Говорить нечего, амбал он был здоровый.

Климов не ответил. Он уже успел стряхнуть обмотки с ног и собрался показать мордоворотам, что такое русское кунг-фу, но, предвидя море крови, дал впихнуть себя в  с в о ю  палату. Как бы там ни было, но он уже начал понимать самое важное в системе психбольницы: пререкаться, огрызаться, отвечать на оскорбления и — упаси Господь! — дебильно уповать на силу рук и ног никак нельзя. Здесь с людьми не церемонятся, здесь «лечат». От необузданного буйства, от попыток что-то доказать…

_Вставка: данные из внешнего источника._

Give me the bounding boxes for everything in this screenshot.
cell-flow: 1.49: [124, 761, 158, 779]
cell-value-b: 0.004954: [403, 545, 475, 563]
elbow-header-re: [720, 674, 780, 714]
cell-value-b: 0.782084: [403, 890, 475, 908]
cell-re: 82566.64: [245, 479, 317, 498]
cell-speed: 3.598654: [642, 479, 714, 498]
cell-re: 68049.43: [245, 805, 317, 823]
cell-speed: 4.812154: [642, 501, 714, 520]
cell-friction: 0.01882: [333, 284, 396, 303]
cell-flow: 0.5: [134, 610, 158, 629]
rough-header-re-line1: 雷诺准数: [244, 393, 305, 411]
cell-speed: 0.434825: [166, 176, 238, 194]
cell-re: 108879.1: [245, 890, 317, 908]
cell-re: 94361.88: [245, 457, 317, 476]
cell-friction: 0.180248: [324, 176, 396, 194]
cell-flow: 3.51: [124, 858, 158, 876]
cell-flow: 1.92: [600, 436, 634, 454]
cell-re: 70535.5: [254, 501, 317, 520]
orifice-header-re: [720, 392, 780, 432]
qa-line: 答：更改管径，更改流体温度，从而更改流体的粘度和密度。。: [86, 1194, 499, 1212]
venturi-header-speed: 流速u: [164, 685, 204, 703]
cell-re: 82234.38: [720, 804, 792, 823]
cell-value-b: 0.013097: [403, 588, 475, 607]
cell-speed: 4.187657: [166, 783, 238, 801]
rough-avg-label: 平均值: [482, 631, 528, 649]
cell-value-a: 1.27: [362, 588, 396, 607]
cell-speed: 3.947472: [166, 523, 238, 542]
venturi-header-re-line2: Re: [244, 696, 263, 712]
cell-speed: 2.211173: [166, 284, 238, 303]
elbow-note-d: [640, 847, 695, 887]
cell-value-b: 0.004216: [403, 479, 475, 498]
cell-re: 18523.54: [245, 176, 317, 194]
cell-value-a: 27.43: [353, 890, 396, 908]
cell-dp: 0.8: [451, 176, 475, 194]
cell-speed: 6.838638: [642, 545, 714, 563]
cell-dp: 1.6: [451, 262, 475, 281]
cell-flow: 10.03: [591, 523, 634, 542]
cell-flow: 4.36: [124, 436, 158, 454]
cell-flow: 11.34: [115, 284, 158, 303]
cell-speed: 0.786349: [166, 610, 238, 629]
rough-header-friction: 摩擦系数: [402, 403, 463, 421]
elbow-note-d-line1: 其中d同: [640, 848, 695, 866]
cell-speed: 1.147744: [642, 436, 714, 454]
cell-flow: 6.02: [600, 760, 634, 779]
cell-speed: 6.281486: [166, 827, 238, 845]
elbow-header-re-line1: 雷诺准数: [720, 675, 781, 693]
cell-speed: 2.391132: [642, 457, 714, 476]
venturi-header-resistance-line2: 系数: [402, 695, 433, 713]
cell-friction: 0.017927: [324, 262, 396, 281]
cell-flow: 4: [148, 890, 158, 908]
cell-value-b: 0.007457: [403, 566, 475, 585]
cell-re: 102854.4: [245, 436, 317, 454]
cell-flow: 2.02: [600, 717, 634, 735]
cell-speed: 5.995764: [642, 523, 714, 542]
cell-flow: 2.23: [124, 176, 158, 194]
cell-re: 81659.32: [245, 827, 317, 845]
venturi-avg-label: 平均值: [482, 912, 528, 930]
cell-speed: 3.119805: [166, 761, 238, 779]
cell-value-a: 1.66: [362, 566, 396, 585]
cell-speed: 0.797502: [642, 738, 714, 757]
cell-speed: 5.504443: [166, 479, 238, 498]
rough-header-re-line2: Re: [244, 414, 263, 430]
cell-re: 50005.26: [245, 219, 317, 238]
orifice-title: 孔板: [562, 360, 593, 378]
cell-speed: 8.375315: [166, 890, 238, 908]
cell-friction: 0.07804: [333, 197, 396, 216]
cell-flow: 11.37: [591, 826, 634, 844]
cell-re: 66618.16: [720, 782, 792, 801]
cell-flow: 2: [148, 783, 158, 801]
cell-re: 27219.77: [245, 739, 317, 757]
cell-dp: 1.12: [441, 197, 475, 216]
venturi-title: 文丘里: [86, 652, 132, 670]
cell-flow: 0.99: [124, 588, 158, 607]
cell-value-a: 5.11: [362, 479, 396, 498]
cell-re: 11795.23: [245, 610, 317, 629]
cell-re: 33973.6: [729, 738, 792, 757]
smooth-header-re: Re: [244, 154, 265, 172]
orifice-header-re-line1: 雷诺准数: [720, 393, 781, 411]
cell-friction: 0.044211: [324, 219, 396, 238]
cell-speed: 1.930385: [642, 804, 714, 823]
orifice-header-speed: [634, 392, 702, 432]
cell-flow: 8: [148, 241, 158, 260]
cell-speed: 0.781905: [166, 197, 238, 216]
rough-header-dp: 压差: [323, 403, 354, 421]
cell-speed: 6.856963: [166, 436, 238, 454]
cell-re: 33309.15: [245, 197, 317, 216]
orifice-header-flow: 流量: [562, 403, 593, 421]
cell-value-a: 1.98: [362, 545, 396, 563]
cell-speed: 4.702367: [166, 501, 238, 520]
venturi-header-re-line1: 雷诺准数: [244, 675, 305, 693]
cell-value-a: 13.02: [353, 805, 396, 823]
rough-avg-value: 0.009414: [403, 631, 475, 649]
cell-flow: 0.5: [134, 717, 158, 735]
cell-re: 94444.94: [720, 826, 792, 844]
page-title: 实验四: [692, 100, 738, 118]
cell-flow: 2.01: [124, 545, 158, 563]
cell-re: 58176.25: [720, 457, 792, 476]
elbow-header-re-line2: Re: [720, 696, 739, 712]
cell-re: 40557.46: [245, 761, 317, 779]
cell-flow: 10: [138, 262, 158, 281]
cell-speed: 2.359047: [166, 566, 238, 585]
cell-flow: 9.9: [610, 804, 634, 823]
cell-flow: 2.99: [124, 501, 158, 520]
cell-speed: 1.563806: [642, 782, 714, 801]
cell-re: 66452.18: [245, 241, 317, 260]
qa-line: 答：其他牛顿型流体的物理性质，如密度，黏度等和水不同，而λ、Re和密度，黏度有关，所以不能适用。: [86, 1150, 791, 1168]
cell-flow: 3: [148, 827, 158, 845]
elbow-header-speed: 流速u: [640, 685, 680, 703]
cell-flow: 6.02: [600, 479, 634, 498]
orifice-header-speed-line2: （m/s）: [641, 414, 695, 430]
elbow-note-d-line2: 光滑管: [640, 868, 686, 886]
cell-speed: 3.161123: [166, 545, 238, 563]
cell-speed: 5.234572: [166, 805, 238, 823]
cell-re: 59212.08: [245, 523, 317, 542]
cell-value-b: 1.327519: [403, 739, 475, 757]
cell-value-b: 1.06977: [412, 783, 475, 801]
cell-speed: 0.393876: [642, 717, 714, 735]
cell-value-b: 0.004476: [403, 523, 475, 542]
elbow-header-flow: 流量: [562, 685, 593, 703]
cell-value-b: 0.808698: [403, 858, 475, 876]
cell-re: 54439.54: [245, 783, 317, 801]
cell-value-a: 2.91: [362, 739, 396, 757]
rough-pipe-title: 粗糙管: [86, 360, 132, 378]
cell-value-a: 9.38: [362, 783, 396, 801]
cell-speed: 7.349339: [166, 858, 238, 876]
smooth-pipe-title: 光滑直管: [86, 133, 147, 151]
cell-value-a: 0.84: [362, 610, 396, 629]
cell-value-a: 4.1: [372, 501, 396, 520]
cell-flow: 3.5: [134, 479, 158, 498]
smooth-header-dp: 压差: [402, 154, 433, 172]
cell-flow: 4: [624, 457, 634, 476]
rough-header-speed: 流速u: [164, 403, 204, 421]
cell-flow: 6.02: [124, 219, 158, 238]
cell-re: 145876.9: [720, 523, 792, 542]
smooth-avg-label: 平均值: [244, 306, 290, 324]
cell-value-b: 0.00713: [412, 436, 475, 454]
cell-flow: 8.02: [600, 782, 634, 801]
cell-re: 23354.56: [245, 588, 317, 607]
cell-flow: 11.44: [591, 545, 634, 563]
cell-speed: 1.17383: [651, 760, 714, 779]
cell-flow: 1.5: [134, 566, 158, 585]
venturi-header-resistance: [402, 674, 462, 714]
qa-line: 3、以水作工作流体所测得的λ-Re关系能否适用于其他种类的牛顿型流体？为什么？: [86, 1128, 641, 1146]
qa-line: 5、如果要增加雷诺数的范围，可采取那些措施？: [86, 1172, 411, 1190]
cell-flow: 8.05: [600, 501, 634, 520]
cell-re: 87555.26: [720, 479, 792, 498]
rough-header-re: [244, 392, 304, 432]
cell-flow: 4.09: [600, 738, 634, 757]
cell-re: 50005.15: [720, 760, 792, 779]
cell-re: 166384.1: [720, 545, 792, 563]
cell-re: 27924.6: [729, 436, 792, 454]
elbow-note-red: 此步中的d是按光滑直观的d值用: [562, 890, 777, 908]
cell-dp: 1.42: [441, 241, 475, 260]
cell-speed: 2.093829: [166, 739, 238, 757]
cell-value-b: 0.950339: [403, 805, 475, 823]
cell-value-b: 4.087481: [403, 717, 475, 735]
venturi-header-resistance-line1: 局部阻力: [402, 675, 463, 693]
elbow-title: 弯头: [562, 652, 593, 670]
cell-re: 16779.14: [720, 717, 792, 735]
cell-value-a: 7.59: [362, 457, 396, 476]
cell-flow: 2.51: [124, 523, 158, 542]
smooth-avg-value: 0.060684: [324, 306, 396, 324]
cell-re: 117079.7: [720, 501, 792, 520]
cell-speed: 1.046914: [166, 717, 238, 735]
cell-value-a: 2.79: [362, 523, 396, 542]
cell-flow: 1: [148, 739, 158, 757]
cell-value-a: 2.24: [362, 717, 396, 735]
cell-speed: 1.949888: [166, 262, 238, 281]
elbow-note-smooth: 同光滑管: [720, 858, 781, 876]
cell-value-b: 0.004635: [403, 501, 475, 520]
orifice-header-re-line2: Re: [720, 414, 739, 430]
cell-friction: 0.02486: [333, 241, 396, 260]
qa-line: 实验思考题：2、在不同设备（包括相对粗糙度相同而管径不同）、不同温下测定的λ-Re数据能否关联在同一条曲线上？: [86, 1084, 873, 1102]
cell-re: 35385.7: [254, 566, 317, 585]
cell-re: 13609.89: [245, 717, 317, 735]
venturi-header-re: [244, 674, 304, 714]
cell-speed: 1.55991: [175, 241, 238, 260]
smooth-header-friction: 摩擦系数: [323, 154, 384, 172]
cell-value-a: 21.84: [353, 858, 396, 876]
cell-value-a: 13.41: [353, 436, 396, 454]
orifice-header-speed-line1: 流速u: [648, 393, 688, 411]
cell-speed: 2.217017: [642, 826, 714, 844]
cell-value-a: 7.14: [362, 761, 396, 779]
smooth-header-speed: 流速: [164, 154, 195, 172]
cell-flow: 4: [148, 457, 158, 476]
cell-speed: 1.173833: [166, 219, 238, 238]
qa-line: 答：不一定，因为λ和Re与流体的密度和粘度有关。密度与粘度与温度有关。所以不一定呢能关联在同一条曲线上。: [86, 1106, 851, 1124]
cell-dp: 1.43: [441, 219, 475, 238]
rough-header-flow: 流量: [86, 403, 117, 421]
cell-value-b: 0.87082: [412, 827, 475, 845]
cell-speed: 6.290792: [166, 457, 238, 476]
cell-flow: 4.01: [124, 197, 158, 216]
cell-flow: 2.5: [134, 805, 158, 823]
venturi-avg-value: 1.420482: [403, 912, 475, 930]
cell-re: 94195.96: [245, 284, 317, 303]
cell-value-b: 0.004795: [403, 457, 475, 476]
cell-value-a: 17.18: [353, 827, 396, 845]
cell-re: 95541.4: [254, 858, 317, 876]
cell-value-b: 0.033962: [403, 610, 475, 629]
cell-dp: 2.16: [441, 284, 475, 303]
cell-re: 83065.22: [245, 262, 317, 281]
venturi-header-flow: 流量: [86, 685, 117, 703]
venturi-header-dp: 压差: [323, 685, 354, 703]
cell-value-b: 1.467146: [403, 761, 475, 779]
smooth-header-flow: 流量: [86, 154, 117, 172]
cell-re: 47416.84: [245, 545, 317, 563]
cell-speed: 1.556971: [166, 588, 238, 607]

Сделав вид, что он все понял, что режим больницы ему по сердцу, Климов подобрал обмотки, кое-как расправил на постели одеяло и уселся на кровати. Пока не разрешат подняться, он будет сидеть скромненько и тихо.

Мордовороты удалились.

Сосед справа продолжал лежать с напряженно вытянутой вверх рукой. Никаких часов на ней не оказалось. Сосед слева, час назад храпевший, словно конь с распоротым брюхом, таращился на Климова из-под руки. Он так сильно морщил лоб, что кожа побелела.

Не выдержав его сосредоточенно-карающего взгляда, Климов отвел глаза и горестно провел ладонью по голове: вот это влип. Что-то показалось ему странным, необычным, и он вновь провел рукой от лба к затылку. Открытие было нерадостным: его успели обрить. Постригли наголо. Вот гадство! Он пристукнул кулаком по металлической дужке кровати и уставился в пол. Одно к одному.